I vaguely remember having seen this problem somewhere else, but not vividly enough to prevent me spending a while finding the solution. We can wlog let $ f(n)=n$ (by permuting the arguments of u and v accordingly). I claim the following algorithm generates bijections u and v summing to identity, where I make both odd functions (u(-x)=-u(x) etc) and u(0)=v(0)=0. For k, starting at k=0 and continuing upwards, let $ u(2k+1)=-m, v(2k+2)=-l$ where $ m$ is the least positive integer such that $ u(x)$ does not already contain $ m$ in its image between $ -2k$ and $ 2k$, and similar for $ v,l$, and correspondingly let $ v(2k+1)=2k+1+m, u(2k+2)=2k+2+l$ Suppose this algorithm fails to generate a bijection. It clearly can exclude no integer from its image, because it specifically demands inclusion of all integers not yet in its image, so it will only break if injectivity fails. Suppose k is the least integer for which we obtain u(x)=u(y) or v(x)=v(y) for |x|,|y|<=2(k+1). If u(x)=u(y) then 2k+2+l = u(z) for |z|<2k+2. z must be odd, for obvious reasons (if it's even, l hasn't been chosen correctly). This would imply that the image of u(x) as x varies on -(|z|-1),|z|-1 must contain all the positive integers between 1 and 2k+2+l. This is clearly absurd, since |z|-1<2k+1<2k+2+l. We get similar contradictions in the v(x)=v(y) case, and thus conclude that u,v are both bijections, as required.
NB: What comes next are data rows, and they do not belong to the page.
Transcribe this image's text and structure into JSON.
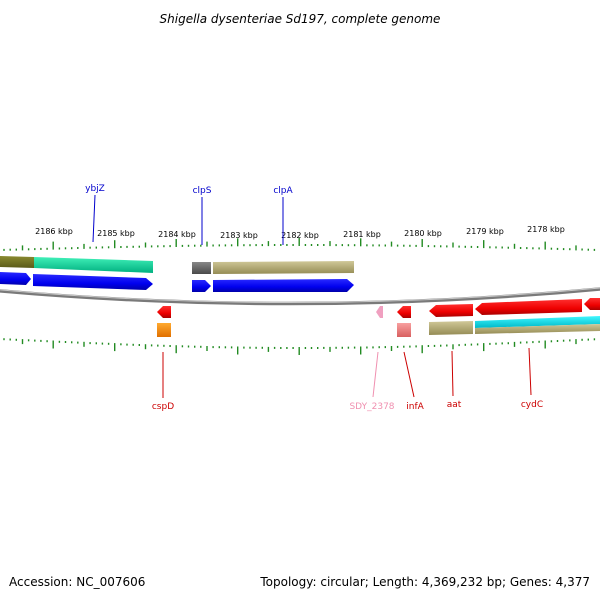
{
  "title": "Shigella dysenteriae Sd197, complete genome",
  "accession": "Accession: NC_007606",
  "topology": "Topology: circular; Length: 4,369,232 bp; Genes: 4,377",
  "scale_labels": [
    "2186 kbp",
    "2185 kbp",
    "2184 kbp",
    "2183 kbp",
    "2182 kbp",
    "2181 kbp",
    "2180 kbp",
    "2179 kbp",
    "2178 kbp"
  ],
  "top_gene_labels": [
    {
      "name": "ybjZ",
      "color": "#0000cc"
    },
    {
      "name": "clpS",
      "color": "#0000cc"
    },
    {
      "name": "clpA",
      "color": "#0000cc"
    }
  ],
  "bottom_gene_labels": [
    {
      "name": "cspD",
      "color": "#cc0000"
    },
    {
      "name": "SDY_2378",
      "color": "#f090b0"
    },
    {
      "name": "infA",
      "color": "#cc0000"
    },
    {
      "name": "aat",
      "color": "#cc0000"
    },
    {
      "name": "cydC",
      "color": "#cc0000"
    }
  ],
  "colors": {
    "forward_cds": "#0000ff",
    "reverse_cds": "#ff0000",
    "backbone": "#888888",
    "tick": "#228b22",
    "cog_green": "#00e0a0",
    "cog_olive": "#b8b078",
    "cog_gray": "#666666",
    "cog_orange": "#ff8800",
    "cog_cyan": "#00e8f0",
    "cog_pink": "#f08080"
  }
}
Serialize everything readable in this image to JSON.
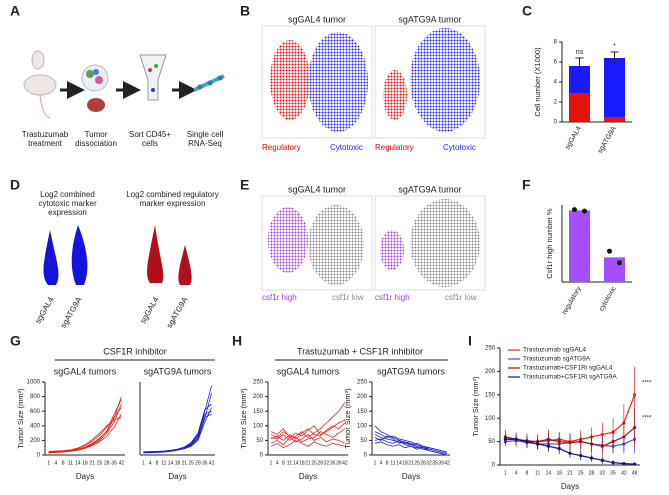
{
  "panel_letters": [
    "A",
    "B",
    "C",
    "D",
    "E",
    "F",
    "G",
    "H",
    "I"
  ],
  "schematic": {
    "steps": [
      "Trastuzumab treatment",
      "Tumor dissociation",
      "Sort CD45+ cells",
      "Single cell RNA-Seq"
    ]
  },
  "tsne_b": {
    "titles": [
      "sgGAL4 tumor",
      "sgATG9A tumor"
    ],
    "labels": [
      "Regulatory",
      "Cytotoxic"
    ]
  },
  "violins": {
    "titles": [
      "Log2 combined cytotoxic marker expression",
      "Log2 combined regulatory marker expression"
    ],
    "categories": [
      "sgGAL4",
      "sgATG9A"
    ]
  },
  "tsne_e": {
    "titles": [
      "sgGAL4 tumor",
      "sgATG9A tumor"
    ],
    "labels": [
      "csf1r high",
      "csf1r low"
    ]
  },
  "group_titles": [
    "CSF1R inhibitor",
    "Trastuzumab + CSF1R inhibitor"
  ],
  "chart_data": [
    {
      "type": "stacked_bar",
      "ylabel": "Cell number (X1000)",
      "categories": [
        "sgGAL4",
        "sgATG9A"
      ],
      "series": [
        {
          "color": "#e8120c",
          "values": [
            2.9,
            0.5
          ]
        },
        {
          "color": "#1a1aff",
          "values": [
            2.7,
            5.9
          ]
        }
      ],
      "errors": [
        0.8,
        0.6
      ],
      "annotations": [
        "ns",
        "*"
      ],
      "ylim": [
        0,
        8
      ],
      "yticks": [
        0,
        2,
        4,
        6,
        8
      ]
    },
    {
      "type": "bar",
      "ylabel": "Csf1r high  number %",
      "categories": [
        "regulatory",
        "cytotoxic"
      ],
      "values": [
        93,
        32
      ],
      "points": [
        [
          94,
          92
        ],
        [
          40,
          25
        ]
      ],
      "color": "#a64dff",
      "ylim": [
        0,
        100
      ]
    },
    {
      "type": "line",
      "title": "sgGAL4 tumors",
      "ylabel": "Tumor Size (mm³)",
      "xlabel": "Days",
      "categories": [
        "1",
        "4",
        "8",
        "11",
        "14",
        "18",
        "21",
        "25",
        "28",
        "35",
        "42"
      ],
      "ylim": [
        0,
        1000
      ],
      "yticks": [
        0,
        200,
        400,
        600,
        800,
        1000
      ],
      "series": [
        {
          "color": "#e8231c",
          "values": [
            40,
            45,
            50,
            60,
            80,
            110,
            160,
            230,
            320,
            500,
            800
          ]
        },
        {
          "color": "#e8231c",
          "values": [
            35,
            40,
            45,
            55,
            70,
            100,
            140,
            200,
            300,
            450,
            700
          ]
        },
        {
          "color": "#e8231c",
          "values": [
            45,
            50,
            55,
            65,
            90,
            130,
            190,
            270,
            380,
            520,
            650
          ]
        },
        {
          "color": "#e8231c",
          "values": [
            30,
            35,
            40,
            50,
            65,
            90,
            130,
            180,
            260,
            380,
            560
          ]
        },
        {
          "color": "#e8231c",
          "values": [
            50,
            55,
            60,
            70,
            95,
            140,
            210,
            300,
            400,
            480,
            520
          ]
        },
        {
          "color": "#e8231c",
          "values": [
            40,
            42,
            48,
            58,
            75,
            105,
            150,
            220,
            330,
            560,
            760
          ]
        }
      ]
    },
    {
      "type": "line",
      "title": "sgATG9A tumors",
      "xlabel": "Days",
      "categories": [
        "1",
        "4",
        "8",
        "11",
        "14",
        "18",
        "21",
        "25",
        "28",
        "35",
        "42"
      ],
      "ylim": [
        0,
        1000
      ],
      "series": [
        {
          "color": "#2020d0",
          "values": [
            40,
            42,
            45,
            50,
            60,
            75,
            100,
            150,
            260,
            600,
            950
          ]
        },
        {
          "color": "#2020d0",
          "values": [
            35,
            38,
            40,
            45,
            55,
            70,
            90,
            130,
            220,
            500,
            850
          ]
        },
        {
          "color": "#2020d0",
          "values": [
            45,
            48,
            50,
            55,
            65,
            80,
            110,
            170,
            300,
            620,
            700
          ]
        },
        {
          "color": "#2020d0",
          "values": [
            30,
            32,
            35,
            40,
            50,
            65,
            85,
            120,
            200,
            450,
            650
          ]
        },
        {
          "color": "#2020d0",
          "values": [
            40,
            45,
            48,
            52,
            62,
            78,
            105,
            160,
            280,
            560,
            600
          ]
        },
        {
          "color": "#2020d0",
          "values": [
            38,
            40,
            42,
            48,
            58,
            72,
            95,
            140,
            240,
            520,
            560
          ]
        }
      ]
    },
    {
      "type": "line",
      "title": "sgGAL4 tumors",
      "ylabel": "Tumor Size (mm³)",
      "xlabel": "Days",
      "categories": [
        "1",
        "4",
        "8",
        "11",
        "14",
        "18",
        "21",
        "25",
        "28",
        "32",
        "35",
        "39",
        "42"
      ],
      "ylim": [
        0,
        250
      ],
      "yticks": [
        0,
        50,
        100,
        150,
        200,
        250
      ],
      "series": [
        {
          "color": "#e8231c",
          "values": [
            60,
            55,
            70,
            50,
            65,
            80,
            60,
            75,
            90,
            110,
            130,
            150,
            180
          ]
        },
        {
          "color": "#e8231c",
          "values": [
            40,
            50,
            35,
            60,
            45,
            55,
            70,
            50,
            60,
            45,
            55,
            50,
            40
          ]
        },
        {
          "color": "#e8231c",
          "values": [
            80,
            70,
            90,
            60,
            75,
            65,
            85,
            100,
            70,
            80,
            95,
            110,
            120
          ]
        },
        {
          "color": "#e8231c",
          "values": [
            30,
            40,
            25,
            35,
            50,
            40,
            30,
            45,
            35,
            30,
            40,
            35,
            30
          ]
        },
        {
          "color": "#e8231c",
          "values": [
            55,
            65,
            50,
            70,
            60,
            45,
            55,
            60,
            80,
            70,
            60,
            75,
            90
          ]
        },
        {
          "color": "#e8231c",
          "values": [
            70,
            60,
            80,
            65,
            55,
            75,
            90,
            70,
            65,
            85,
            100,
            90,
            110
          ]
        }
      ]
    },
    {
      "type": "line",
      "title": "sgATG9A tumors",
      "ylabel": "Tumor Size (mm³)",
      "xlabel": "Days",
      "categories": [
        "1",
        "4",
        "8",
        "11",
        "14",
        "18",
        "21",
        "25",
        "28",
        "32",
        "35",
        "39",
        "42"
      ],
      "ylim": [
        0,
        250
      ],
      "yticks": [
        0,
        50,
        100,
        150,
        200,
        250
      ],
      "series": [
        {
          "color": "#2020d0",
          "values": [
            70,
            60,
            55,
            50,
            45,
            40,
            35,
            30,
            25,
            20,
            15,
            10,
            5
          ]
        },
        {
          "color": "#2020d0",
          "values": [
            100,
            80,
            70,
            60,
            50,
            45,
            40,
            30,
            20,
            15,
            10,
            5,
            0
          ]
        },
        {
          "color": "#2020d0",
          "values": [
            50,
            55,
            45,
            40,
            50,
            35,
            30,
            25,
            30,
            20,
            15,
            10,
            5
          ]
        },
        {
          "color": "#2020d0",
          "values": [
            60,
            50,
            65,
            55,
            40,
            45,
            35,
            40,
            30,
            25,
            20,
            15,
            10
          ]
        },
        {
          "color": "#2020d0",
          "values": [
            40,
            45,
            35,
            30,
            35,
            25,
            30,
            20,
            25,
            15,
            10,
            5,
            0
          ]
        },
        {
          "color": "#2020d0",
          "values": [
            80,
            70,
            60,
            65,
            55,
            50,
            45,
            35,
            30,
            25,
            20,
            15,
            10
          ]
        }
      ]
    },
    {
      "type": "line",
      "ylabel": "Tumor Size (mm³)",
      "xlabel": "Days",
      "categories": [
        "1",
        "4",
        "8",
        "11",
        "14",
        "18",
        "21",
        "25",
        "28",
        "32",
        "35",
        "42",
        "48"
      ],
      "ylim": [
        0,
        250
      ],
      "yticks": [
        0,
        50,
        100,
        150,
        200,
        250
      ],
      "legend": "top-left",
      "annotations": [
        "****",
        "****"
      ],
      "series": [
        {
          "name": "Trastuzumab sgGAL4",
          "color": "#e8231c",
          "values": [
            55,
            55,
            50,
            50,
            52,
            55,
            50,
            55,
            60,
            65,
            70,
            90,
            150
          ],
          "errors": [
            10,
            12,
            12,
            15,
            15,
            15,
            15,
            20,
            20,
            25,
            30,
            40,
            60
          ]
        },
        {
          "name": "Trastuzumab sgATG9A",
          "color": "#4a4ae8",
          "values": [
            50,
            52,
            48,
            45,
            45,
            45,
            48,
            50,
            45,
            42,
            40,
            45,
            55
          ],
          "errors": [
            10,
            10,
            12,
            12,
            12,
            15,
            15,
            15,
            15,
            15,
            15,
            20,
            30
          ]
        },
        {
          "name": "Trastuzumab+CSF1Ri sgGAL4",
          "color": "#a01010",
          "values": [
            60,
            55,
            52,
            50,
            55,
            50,
            48,
            50,
            45,
            40,
            50,
            60,
            80
          ],
          "errors": [
            15,
            15,
            15,
            15,
            20,
            20,
            20,
            20,
            20,
            20,
            25,
            30,
            40
          ]
        },
        {
          "name": "Trastuzumab+CSF1Ri sgATG9A",
          "color": "#10108a",
          "values": [
            55,
            55,
            50,
            45,
            40,
            35,
            25,
            20,
            15,
            10,
            5,
            3,
            2
          ],
          "errors": [
            10,
            10,
            10,
            12,
            12,
            12,
            10,
            10,
            8,
            8,
            5,
            3,
            2
          ]
        }
      ]
    }
  ]
}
I think we can do even less work. Draw a table containing three rows. The first row contains the integers (in, say, the order 0,1,-1,2,-2,...), while the second and third rows shall contain the values of u(n) and v(n) respectively (n being the value in the first row). We repeat the following process to fill in all the columns: i)look at the first column which we have not yet filled, with first row n. Choose u(n) and v(n) to have absolute value larger than anything we have yet chosen so that they sum to f(n). ii)look at the first number, k, which we have not yet chosen as a value u(i). Choose n such that f(n)-k has not yet been chosen as a value for v, and fill in the n-column accordingly. iii)repeat ii with u and v reversed. Cycling through i, ii and iii generates bijections u, v with u+v=f Jack

is this trivial simply define v=f(f)+f and u=-f(f).

They are injective, but not surjective.

Here is a slightly more explicit construction: Note that we only need to consider $f$ as the identity function by a suitable permutation Now consider, $$U=[-2,1,-3,0,3,-1,2]^n$$$$V=[-1,-3,2,0,-2,3,1]^n$$(By $[\dots]^n$ we mean placing copies of $[\dots]^{n-1}$ each shifted by a corresponding entry of $[\dots]\cdot|[\dots]^{n-1}|$. For example, $$[-2,1,-3,0,3,-1,2]^2=[-16,-13,-17,-14,-11,-15,-12,5,8,4,7,10,6,9,-23,-20,-24,-21,-18,-22,-19,-2,1,-3,0,3,-1,2,19,22,18,21,24,20,23,-9,-6,-10,-7,-4,-8,-5,12,15,11,14,17,13,16]$$Centering both $U$ and $V$ at $0$ will result in two bijections that sum to the identity.

vjdjmathaddict wrote: is this trivial simply define v=f(f)+f and u=-f(f). Why is $f(f)+f$ bijective?